The journals and papers of Matthews’ great-great-grandfather make for fascinating reading, providing insights into the hardships of life in and around Kaitāia. Illnesses increasingly claimed the lives of many Māori, and inevitably epidemics and other hardships had an impact on school attendance.
“There is a record of Joseph making a trip to Paihia in early November 1853 to pick up the smallpox vaccine, which was stored in clay pipes, to help stem the death rate from the illness. Other beneficial medical practices were introduced to help stop the mortality rate from European diseases, though activities like gum digging – where adults and children frequently worked in wet and even unsanitary conditions – impacted school attendance and public health with diseases like typhoid a grim reality.”

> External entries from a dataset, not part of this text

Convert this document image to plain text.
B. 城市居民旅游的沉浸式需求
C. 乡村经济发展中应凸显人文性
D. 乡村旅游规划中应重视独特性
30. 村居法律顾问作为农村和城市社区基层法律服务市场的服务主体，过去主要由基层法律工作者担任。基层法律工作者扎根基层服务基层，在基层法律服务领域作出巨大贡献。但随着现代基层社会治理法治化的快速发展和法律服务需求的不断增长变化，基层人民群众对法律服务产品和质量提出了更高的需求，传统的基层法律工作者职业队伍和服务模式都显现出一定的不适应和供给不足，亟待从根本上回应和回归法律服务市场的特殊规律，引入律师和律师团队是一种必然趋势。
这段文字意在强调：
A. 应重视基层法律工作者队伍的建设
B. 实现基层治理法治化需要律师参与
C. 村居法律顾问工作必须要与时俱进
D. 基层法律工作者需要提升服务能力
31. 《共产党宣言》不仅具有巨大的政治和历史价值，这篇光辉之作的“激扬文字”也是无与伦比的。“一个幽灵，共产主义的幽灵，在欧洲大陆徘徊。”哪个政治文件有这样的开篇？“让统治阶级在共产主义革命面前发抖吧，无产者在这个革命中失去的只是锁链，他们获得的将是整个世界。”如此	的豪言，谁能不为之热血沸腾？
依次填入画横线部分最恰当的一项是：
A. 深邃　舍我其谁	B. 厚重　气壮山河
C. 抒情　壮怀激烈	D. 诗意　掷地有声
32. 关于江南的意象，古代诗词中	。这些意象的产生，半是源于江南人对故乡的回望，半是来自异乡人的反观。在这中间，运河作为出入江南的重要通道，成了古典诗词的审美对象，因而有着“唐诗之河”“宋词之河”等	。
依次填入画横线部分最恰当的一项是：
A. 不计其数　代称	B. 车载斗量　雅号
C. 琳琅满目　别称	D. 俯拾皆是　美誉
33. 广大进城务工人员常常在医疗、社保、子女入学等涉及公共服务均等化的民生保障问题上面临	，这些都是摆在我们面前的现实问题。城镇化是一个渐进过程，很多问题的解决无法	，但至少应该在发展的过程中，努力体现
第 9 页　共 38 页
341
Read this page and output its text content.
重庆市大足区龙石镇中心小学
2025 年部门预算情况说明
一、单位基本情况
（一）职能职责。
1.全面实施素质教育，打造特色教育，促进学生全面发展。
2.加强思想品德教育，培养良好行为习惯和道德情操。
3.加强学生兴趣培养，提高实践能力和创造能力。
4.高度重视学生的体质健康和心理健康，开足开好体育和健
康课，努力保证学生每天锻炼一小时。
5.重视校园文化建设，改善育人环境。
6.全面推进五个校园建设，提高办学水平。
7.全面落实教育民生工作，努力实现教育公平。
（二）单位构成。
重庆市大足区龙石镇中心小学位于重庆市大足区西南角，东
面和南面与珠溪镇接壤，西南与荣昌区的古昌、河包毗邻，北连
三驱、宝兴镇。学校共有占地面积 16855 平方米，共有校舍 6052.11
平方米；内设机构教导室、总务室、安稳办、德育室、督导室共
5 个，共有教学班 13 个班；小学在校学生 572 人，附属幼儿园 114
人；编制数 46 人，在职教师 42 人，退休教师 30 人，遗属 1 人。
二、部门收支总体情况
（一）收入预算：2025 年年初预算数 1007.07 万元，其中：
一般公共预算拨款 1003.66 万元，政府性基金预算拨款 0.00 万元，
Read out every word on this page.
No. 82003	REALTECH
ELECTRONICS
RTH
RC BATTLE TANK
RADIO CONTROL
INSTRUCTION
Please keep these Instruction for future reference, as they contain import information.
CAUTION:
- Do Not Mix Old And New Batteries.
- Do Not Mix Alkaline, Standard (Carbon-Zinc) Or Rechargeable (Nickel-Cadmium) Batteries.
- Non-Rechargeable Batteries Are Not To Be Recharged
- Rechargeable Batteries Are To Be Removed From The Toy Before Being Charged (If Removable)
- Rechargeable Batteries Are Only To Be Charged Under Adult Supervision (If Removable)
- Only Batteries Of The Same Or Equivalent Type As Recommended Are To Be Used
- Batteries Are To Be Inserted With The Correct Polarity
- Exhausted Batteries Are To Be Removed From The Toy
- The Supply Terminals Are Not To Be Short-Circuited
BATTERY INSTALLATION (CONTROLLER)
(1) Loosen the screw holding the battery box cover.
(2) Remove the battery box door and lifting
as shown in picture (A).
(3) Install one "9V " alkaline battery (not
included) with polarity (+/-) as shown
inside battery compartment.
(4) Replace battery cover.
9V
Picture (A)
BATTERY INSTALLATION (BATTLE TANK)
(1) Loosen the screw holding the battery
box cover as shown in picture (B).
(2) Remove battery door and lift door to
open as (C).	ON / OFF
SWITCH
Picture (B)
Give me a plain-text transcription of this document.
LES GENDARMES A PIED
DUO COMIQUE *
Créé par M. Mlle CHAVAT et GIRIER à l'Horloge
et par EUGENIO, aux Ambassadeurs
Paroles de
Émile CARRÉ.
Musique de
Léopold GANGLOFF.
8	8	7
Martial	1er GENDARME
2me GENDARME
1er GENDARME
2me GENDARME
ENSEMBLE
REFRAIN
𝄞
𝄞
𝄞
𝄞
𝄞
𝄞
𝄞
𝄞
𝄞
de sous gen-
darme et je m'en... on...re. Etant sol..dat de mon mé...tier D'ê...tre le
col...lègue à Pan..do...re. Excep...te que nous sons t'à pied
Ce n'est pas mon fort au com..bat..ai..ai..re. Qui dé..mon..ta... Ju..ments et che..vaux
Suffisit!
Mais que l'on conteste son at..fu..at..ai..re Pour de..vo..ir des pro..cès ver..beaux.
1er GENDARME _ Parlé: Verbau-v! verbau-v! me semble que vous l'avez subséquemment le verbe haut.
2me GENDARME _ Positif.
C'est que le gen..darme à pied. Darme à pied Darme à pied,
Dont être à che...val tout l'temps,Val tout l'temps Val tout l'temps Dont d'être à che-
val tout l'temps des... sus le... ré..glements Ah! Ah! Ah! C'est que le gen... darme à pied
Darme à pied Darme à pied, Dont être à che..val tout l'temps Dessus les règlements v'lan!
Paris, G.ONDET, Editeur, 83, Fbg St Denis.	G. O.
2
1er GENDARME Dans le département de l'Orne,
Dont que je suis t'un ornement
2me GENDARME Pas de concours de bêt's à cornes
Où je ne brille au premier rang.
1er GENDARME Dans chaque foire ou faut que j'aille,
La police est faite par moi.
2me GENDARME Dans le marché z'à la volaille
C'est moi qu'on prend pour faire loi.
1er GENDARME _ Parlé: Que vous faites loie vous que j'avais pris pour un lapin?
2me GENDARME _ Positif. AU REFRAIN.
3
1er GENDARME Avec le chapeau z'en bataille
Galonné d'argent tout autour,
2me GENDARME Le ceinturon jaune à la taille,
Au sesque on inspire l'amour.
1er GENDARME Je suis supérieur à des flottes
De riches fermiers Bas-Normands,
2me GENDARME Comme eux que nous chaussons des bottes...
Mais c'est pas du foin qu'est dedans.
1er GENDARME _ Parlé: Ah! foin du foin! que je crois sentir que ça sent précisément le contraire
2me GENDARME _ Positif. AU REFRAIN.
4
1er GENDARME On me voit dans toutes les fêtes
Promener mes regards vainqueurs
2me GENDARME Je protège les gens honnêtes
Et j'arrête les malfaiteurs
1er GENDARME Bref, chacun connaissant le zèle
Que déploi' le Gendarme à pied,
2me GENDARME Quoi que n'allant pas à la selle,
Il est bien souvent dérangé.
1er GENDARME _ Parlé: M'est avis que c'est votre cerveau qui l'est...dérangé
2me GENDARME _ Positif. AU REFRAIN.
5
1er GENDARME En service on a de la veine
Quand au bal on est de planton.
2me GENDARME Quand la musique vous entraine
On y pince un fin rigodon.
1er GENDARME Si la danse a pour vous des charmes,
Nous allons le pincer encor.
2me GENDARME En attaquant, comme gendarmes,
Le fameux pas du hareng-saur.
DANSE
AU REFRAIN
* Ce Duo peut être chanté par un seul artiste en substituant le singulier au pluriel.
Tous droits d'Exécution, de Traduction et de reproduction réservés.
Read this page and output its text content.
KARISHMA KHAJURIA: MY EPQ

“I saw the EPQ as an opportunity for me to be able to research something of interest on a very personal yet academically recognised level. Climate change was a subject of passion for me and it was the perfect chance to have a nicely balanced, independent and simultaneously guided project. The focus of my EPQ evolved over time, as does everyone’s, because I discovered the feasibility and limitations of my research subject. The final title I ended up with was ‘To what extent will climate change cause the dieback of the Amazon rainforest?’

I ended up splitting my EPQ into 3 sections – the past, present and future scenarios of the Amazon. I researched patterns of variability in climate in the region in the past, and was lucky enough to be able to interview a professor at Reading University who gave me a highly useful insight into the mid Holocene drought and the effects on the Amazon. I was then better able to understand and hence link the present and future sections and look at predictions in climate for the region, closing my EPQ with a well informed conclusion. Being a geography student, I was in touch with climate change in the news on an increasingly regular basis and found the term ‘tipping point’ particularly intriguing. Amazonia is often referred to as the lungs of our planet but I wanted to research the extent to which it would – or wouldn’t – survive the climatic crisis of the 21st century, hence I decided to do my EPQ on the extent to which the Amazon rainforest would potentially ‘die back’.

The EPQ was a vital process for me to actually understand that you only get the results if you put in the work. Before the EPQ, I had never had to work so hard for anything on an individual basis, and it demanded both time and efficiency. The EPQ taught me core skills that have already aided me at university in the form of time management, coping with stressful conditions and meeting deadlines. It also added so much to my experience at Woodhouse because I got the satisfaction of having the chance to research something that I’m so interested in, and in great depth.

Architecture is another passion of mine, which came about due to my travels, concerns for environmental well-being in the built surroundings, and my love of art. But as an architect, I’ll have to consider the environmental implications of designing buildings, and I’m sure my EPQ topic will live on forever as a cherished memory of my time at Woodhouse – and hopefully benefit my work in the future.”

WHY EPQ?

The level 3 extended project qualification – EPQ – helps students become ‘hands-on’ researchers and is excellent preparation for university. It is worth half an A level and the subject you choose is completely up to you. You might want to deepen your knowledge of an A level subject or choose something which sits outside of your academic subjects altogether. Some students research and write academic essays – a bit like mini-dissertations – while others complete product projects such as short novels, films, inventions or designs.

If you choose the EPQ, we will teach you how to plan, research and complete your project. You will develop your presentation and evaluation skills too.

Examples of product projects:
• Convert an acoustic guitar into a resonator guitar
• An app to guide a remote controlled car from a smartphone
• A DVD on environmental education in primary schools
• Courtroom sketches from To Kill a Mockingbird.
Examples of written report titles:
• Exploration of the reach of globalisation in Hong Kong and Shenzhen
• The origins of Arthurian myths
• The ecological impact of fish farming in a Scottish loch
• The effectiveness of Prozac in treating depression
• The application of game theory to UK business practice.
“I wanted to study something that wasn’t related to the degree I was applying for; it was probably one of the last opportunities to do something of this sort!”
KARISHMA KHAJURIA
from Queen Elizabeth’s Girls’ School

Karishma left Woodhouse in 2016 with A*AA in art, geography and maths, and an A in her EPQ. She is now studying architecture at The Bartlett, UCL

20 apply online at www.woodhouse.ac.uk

Throughout these seismic social, economic and cultural changes, Kaitāia Primary – and its predecessors – have been a constant presence here bringing learning of one kind or another to the community for nearly two centuries.
“We’re looking forward to celebrating Kaitaia Primary’s 150th anniversary next year as part of that richer heritage of education that has taken place here on this site,” Morrissey said.